> On 30. Oct 2025, at 07:12, [email protected] wrote:
>
> • This can be optimized by either introducing a batch version of this
> hypercall i.e., XENMEM_remove_from_physmap_batch and flushing TLBs only once
> for all pages being removed
> OR
> by using a TLBI instruction that only invalidates the intended range of
> addresses instead of the whole stage-1 and stage-2 translations. I understand
> that a single TLBI instruction does not exist that can perform both stage-1
> and stage-2 invalidations for a given address range but maybe a combination
> of instructions can be used such as:
> ; switch to current VMID
> tlbi rvae1, guest_vaddr ; first invalidate stage-1 TLB by guest VA for
> current VMID
> tlbi ripas2e1, guest_paddr ; then invalidate stage-2 TLB by IPA range for
> current VMID
> dsb ish
> isb
> ; switch back the VMID
> • This is where I am not quite sure and I was hoping that if someone with
> Arm expertise could sign off on this so that I can work on its implementation
> in Xen. This will be an optimization not only for virtualized hardware but
> also in general for Xen on arm64 machines.

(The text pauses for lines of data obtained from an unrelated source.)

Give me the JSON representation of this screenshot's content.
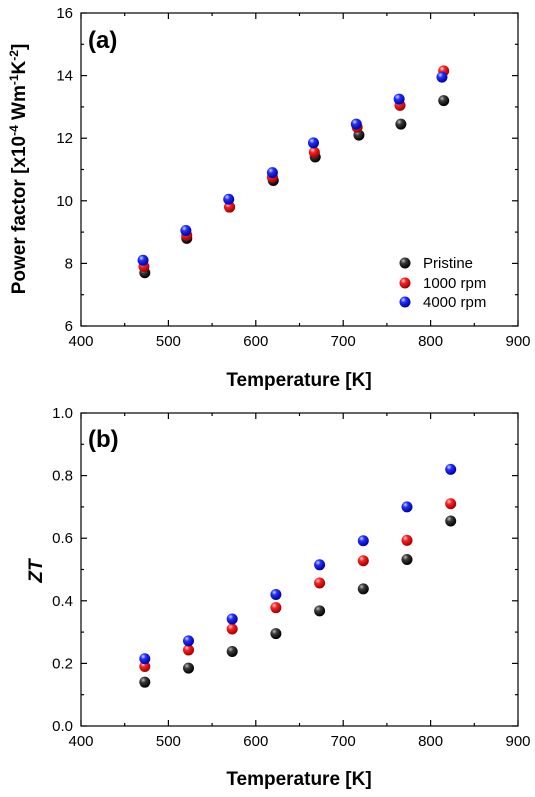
{
  "chart_data": [
    {
      "type": "scatter",
      "panel_label": "(a)",
      "xlabel": "Temperature [K]",
      "ylabel_main": "Power factor [x10",
      "ylabel_exp1": "-4",
      "ylabel_mid": " Wm",
      "ylabel_exp2": "-1",
      "ylabel_mid2": "K",
      "ylabel_exp3": "-2",
      "ylabel_end": "]",
      "xlim": [
        400,
        900
      ],
      "ylim": [
        6,
        16
      ],
      "x_ticks": [
        400,
        500,
        600,
        700,
        800,
        900
      ],
      "y_ticks": [
        6,
        8,
        10,
        12,
        14,
        16
      ],
      "y_tick_labels": [
        "6",
        "8",
        "10",
        "12",
        "14",
        "16"
      ],
      "legend_position": "lower-right",
      "series": [
        {
          "name": "Pristine",
          "color": "#000000",
          "x": [
            473,
            521,
            570,
            620,
            668,
            718,
            766,
            815
          ],
          "y": [
            7.7,
            8.8,
            9.8,
            10.65,
            11.4,
            12.1,
            12.45,
            13.2
          ]
        },
        {
          "name": "1000 rpm",
          "color": "#e00000",
          "x": [
            472,
            521,
            570,
            619,
            667,
            716,
            765,
            815
          ],
          "y": [
            7.9,
            8.9,
            9.8,
            10.75,
            11.55,
            12.35,
            13.05,
            14.15
          ]
        },
        {
          "name": "4000 rpm",
          "color": "#1010e0",
          "x": [
            471,
            520,
            569,
            619,
            666,
            715,
            764,
            813
          ],
          "y": [
            8.1,
            9.05,
            10.05,
            10.9,
            11.85,
            12.45,
            13.25,
            13.95
          ]
        }
      ]
    },
    {
      "type": "scatter",
      "panel_label": "(b)",
      "xlabel": "Temperature [K]",
      "ylabel": "ZT",
      "xlim": [
        400,
        900
      ],
      "ylim": [
        0.0,
        1.0
      ],
      "x_ticks": [
        400,
        500,
        600,
        700,
        800,
        900
      ],
      "y_ticks": [
        0.0,
        0.2,
        0.4,
        0.6,
        0.8,
        1.0
      ],
      "y_tick_labels": [
        "0.0",
        "0.2",
        "0.4",
        "0.6",
        "0.8",
        "1.0"
      ],
      "series": [
        {
          "name": "Pristine",
          "color": "#000000",
          "x": [
            473,
            523,
            573,
            623,
            673,
            723,
            773,
            823
          ],
          "y": [
            0.14,
            0.185,
            0.238,
            0.295,
            0.368,
            0.438,
            0.532,
            0.655
          ]
        },
        {
          "name": "1000 rpm",
          "color": "#e00000",
          "x": [
            473,
            523,
            573,
            623,
            673,
            723,
            773,
            823
          ],
          "y": [
            0.19,
            0.243,
            0.31,
            0.378,
            0.457,
            0.528,
            0.593,
            0.71
          ]
        },
        {
          "name": "4000 rpm",
          "color": "#1010e0",
          "x": [
            473,
            523,
            573,
            623,
            673,
            723,
            773,
            823
          ],
          "y": [
            0.215,
            0.272,
            0.342,
            0.42,
            0.515,
            0.592,
            0.7,
            0.82
          ]
        }
      ]
    }
  ]
}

There’s no visibility on what’s going on at stage-1. We don’t know the guest
VAs that map to the given IPA so doing the full stage-1 TLB flush is the only
option if FEAT_nTLBPA isn’t present (and FEAT_nTLBPA is not present on Neoverse
V2).
If FEAT_nTLBPA is present (such as Neoverse V3), then you don’t need the
stage-1 TLB invalidate in this code path.
> So, on older architectures, full stage-2 invalidation would be required. For
> an architecture independent solution, creating a batch version seems to be a
> better way.
Might as well have both, although the range invalidate for stage-2 is most
likely enough to resolve performance issues in your case.